We offer DNA sequence analysis and deletion/duplication testing of the entire coding region of the FOXL2 gene. These tests can be ordered as a panel or individually. PCR amplification and sequence analysis is performed on the coding exon including splice junctions. The patient's gene sequence is compared to a reference sequence. Sequence variants are classified as mutations, variants of unknown significance or benign variants unrelated to disease. Variants of unknown significance may warrant further studies in the patient and other family members. Mutations in promoters, deep intronic regions and other regulatory regions will not be identified with this assay.
Molecular Testing Notes
The FOXL2 gene is located on chromosome 3q23. The inheritance pattern is autosomal dominant. Intragenic point mutations have been found in about 70% of BPES patients.

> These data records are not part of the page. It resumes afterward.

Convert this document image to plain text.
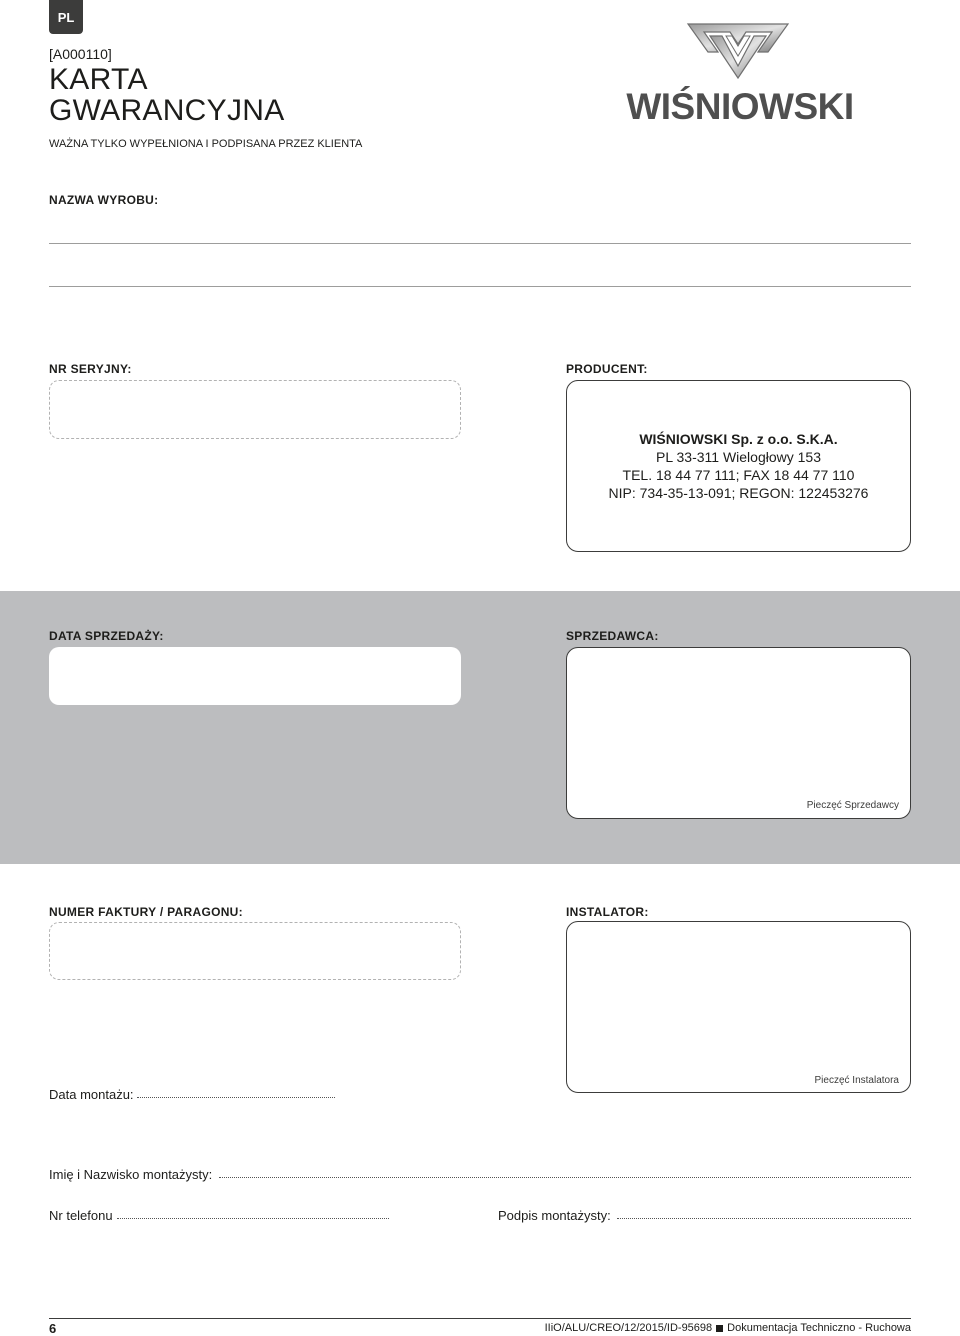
PL
[A000110]
KARTA
GWARANCYJNA
WAŻNA TYLKO WYPEŁNIONA I PODPISANA PRZEZ KLIENTA
WIŚNIOWSKI
NAZWA WYROBU:
NR SERYJNY:	PRODUCENT:
WIŚNIOWSKI Sp. z o.o. S.K.A.
PL 33-311 Wielogłowy 153
TEL. 18 44 77 111; FAX 18 44 77 110
NIP: 734-35-13-091; REGON: 122453276
DATA SPRZEDAŻY:	SPRZEDAWCA:
Pieczęć Sprzedawcy
NUMER FAKTURY / PARAGONU:	INSTALATOR:
Pieczęć Instalatora
Data montażu:
Imię i Nazwisko montażysty:
Nr telefonu	Podpis montażysty:
6	IIiO/ALU/CREO/12/2015/ID-95698 Dokumentacja Techniczno - Ruchowa
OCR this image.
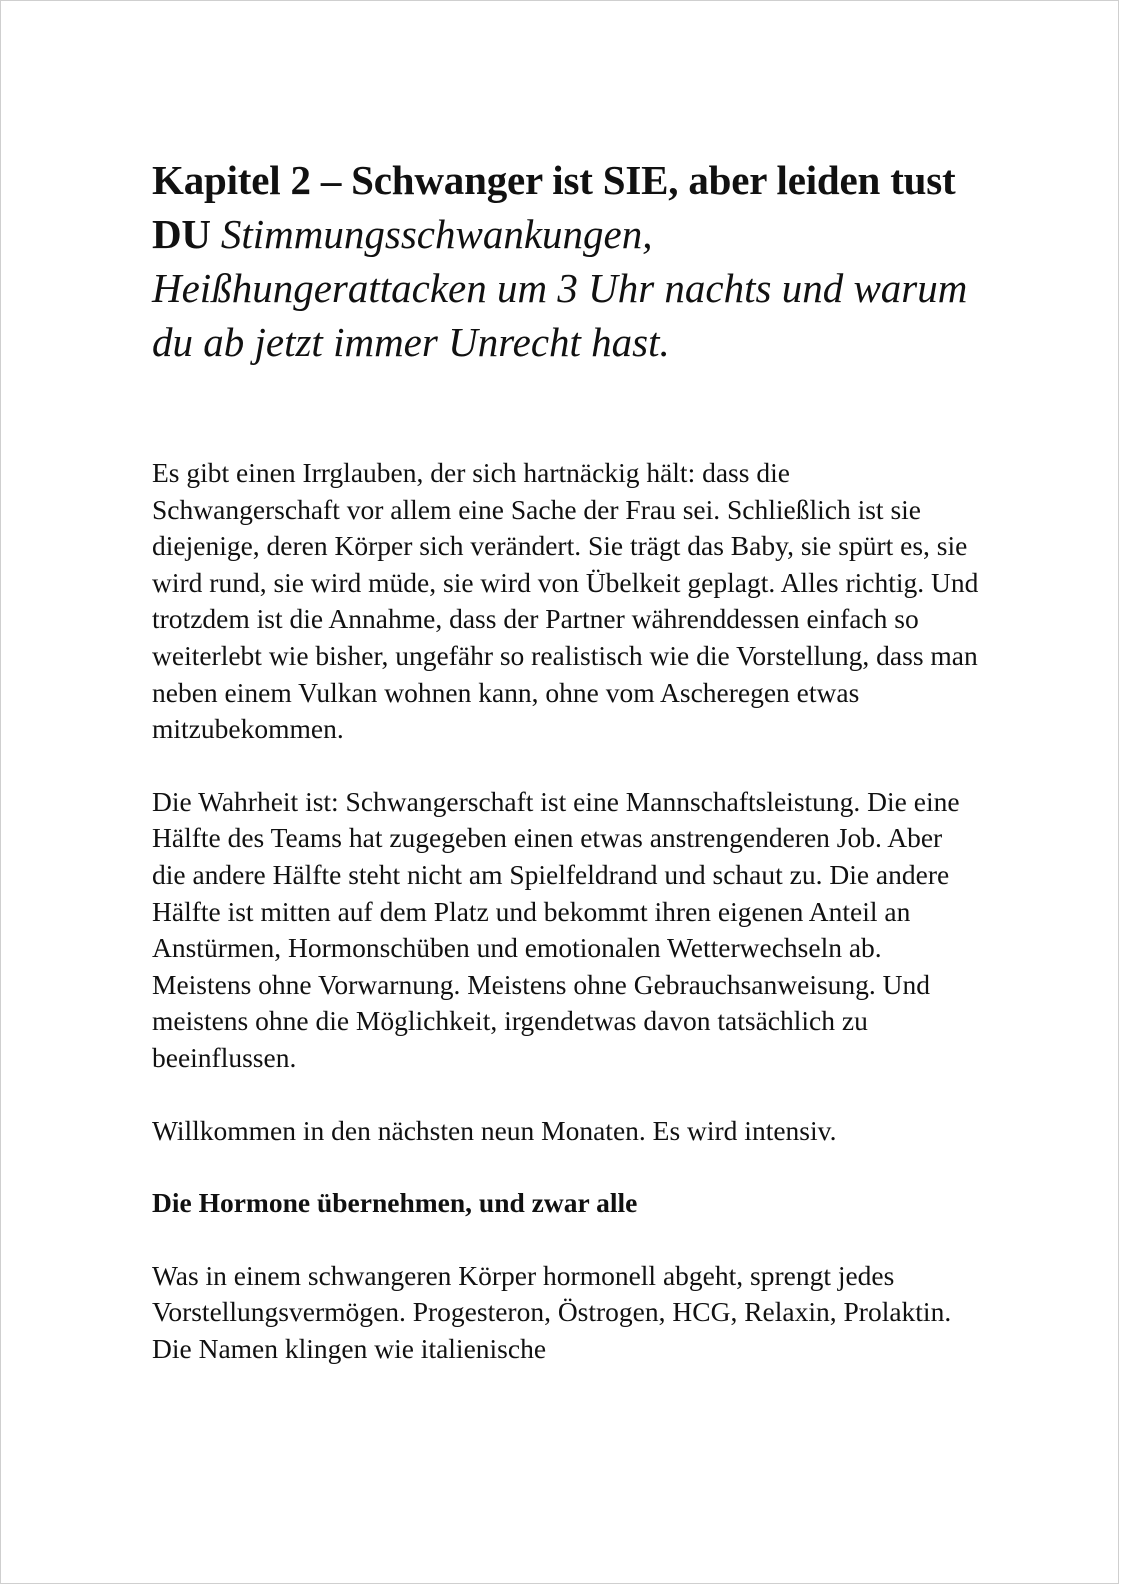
Kapitel 2 – Schwanger ist SIE, aber leiden tust DU Stimmungsschwankungen, Heißhungerattacken um 3 Uhr nachts und warum du ab jetzt immer Unrecht hast.

Es gibt einen Irrglauben, der sich hartnäckig hält: dass die Schwangerschaft vor allem eine Sache der Frau sei. Schließlich ist sie diejenige, deren Körper sich verändert. Sie trägt das Baby, sie spürt es, sie wird rund, sie wird müde, sie wird von Übelkeit geplagt. Alles richtig. Und trotzdem ist die Annahme, dass der Partner währenddessen einfach so weiterlebt wie bisher, ungefähr so realistisch wie die Vorstellung, dass man neben einem Vulkan wohnen kann, ohne vom Ascheregen etwas mitzubekommen.

Die Wahrheit ist: Schwangerschaft ist eine Mannschaftsleistung. Die eine Hälfte des Teams hat zugegeben einen etwas anstrengenderen Job. Aber die andere Hälfte steht nicht am Spielfeldrand und schaut zu. Die andere Hälfte ist mitten auf dem Platz und bekommt ihren eigenen Anteil an Anstürmen, Hormonschüben und emotionalen Wetterwechseln ab. Meistens ohne Vorwarnung. Meistens ohne Gebrauchsanweisung. Und meistens ohne die Möglichkeit, irgendetwas davon tatsächlich zu beeinflussen.

Willkommen in den nächsten neun Monaten. Es wird intensiv.

Die Hormone übernehmen, und zwar alle

Was in einem schwangeren Körper hormonell abgeht, sprengt jedes Vorstellungsvermögen. Progesteron, Östrogen, HCG, Relaxin, Prolaktin. Die Namen klingen wie italienische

They include premature stop codons, missense mutations, expansions of the region encoding the poly alanine domain and frameshift mutations leading to a shorter or longer protein. Thirty three percent of the point mutations detected in the coding region result in an expansion of the poly alanine tract of FOXL1, and are mainly responsible for BPES type II. Genomic rearrangements have been found in 16% of patients, including microdeletions encompassing FOXL2 (10%), translocations and deletions involving long-range non-genic conserved sequences far upstream and downstream of FOXL2 (6%). There is considerable intra- and interfamilial phenotypic variability with these mutations (ie., both BPES types can be caused by the same mutation).